Сны Тома Сойера
Шрифт:
— Говорят, что наша жизнь сломает, кого угодно, а я скажу вам, что это только так кажется. Вся наша жизнь — дерьмо.
Том встает, пытаясь убежать, потому что больше не может видеть мертвого Джима, но… Что это, что? До сих пор он думал, что они лежат на песке, на золотом пляже у Карибского моря, но оказалось, что они едут в поезде, на какой-то платформе, полной песка, и шум прибоя обращается в стук колес…

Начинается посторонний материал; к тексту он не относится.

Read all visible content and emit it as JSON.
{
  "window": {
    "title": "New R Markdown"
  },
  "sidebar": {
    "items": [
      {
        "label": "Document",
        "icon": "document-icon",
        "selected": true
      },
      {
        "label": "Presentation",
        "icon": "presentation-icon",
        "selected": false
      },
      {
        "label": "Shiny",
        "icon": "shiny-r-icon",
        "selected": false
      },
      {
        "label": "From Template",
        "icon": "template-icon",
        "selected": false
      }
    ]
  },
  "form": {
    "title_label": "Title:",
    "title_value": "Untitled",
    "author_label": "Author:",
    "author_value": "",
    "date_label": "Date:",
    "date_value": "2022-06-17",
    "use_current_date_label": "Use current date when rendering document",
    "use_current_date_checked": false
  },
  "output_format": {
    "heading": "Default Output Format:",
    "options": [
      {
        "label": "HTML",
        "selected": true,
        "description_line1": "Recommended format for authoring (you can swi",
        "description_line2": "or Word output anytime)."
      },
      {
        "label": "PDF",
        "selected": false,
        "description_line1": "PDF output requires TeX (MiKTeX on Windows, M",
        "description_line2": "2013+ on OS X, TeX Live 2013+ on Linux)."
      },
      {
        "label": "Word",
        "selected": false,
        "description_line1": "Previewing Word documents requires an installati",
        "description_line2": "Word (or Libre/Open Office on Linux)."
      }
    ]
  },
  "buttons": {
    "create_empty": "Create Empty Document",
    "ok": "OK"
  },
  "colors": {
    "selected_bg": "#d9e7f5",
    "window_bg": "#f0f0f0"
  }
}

Но и тогда Том не просыпается, уютно покачиваясь в своей качалке, нет, он попадает в еще более страшный, совсем уж дремучий сон.
Теперь
— Не угодно ли вам примириться, господа? — спрашивает секундант, но Гек лишь высокомерно усмехается в нос… Том смотрит по сторонам: какое счастье! Нет ни Джима, ни его головы. Взгляд натыкается на Бекки, сидящую в большом черном автомобиле, и он понимает, что все это чушь, дешевая подделка, потому что кто позволит женщине присутствовать на поединке? Вот секундант открывает футляр, где должна быть его шпага, но… Ужас, ужас и ужас! Вместо шпаги в футляре лежит голова Джима, она шоколадного цвета, более того, она и сделана из шоколада!
И все молчат… Все смотрят на него пристально, испытующе: им важно знать, как он поведет себя в этой ситуации. И тогда Том небрежно, с невозмутимым видом протягивает руку, отрывает у головы Джима ухо, кладет себе в рот, жует…
— Это очень вкусно, попробуйте, ребята, — говорит Том с полным ртом, оторвав у головы Джима нос и призывно поводя им в воздухе…
Все это стоит ему чудовищного самообладания, ведь ясно, что голова Джима может в любой момент укусить его за палец, но происходит нечто еще более страшное, неожиданное — голова Джима, оказывается, только притворяется шоколадной, а на самом деле — вся она слеплена из дерьма…
Том просыпается. Он сидит в своем кресле-качалке под клетчатым пледом. Он сидит на открытой веранде дешевой таверны, и вокруг полно негров. Том с ужасом понимает, что и он тоже теперь — негр. Вот откуда эти черные сны…
Но если он негр, то у него должен быть хозяин. Том оглядывается по сторонам, но вокруг одни только негры, головы негров до самого горизонта, как кочки на торфяном болоте…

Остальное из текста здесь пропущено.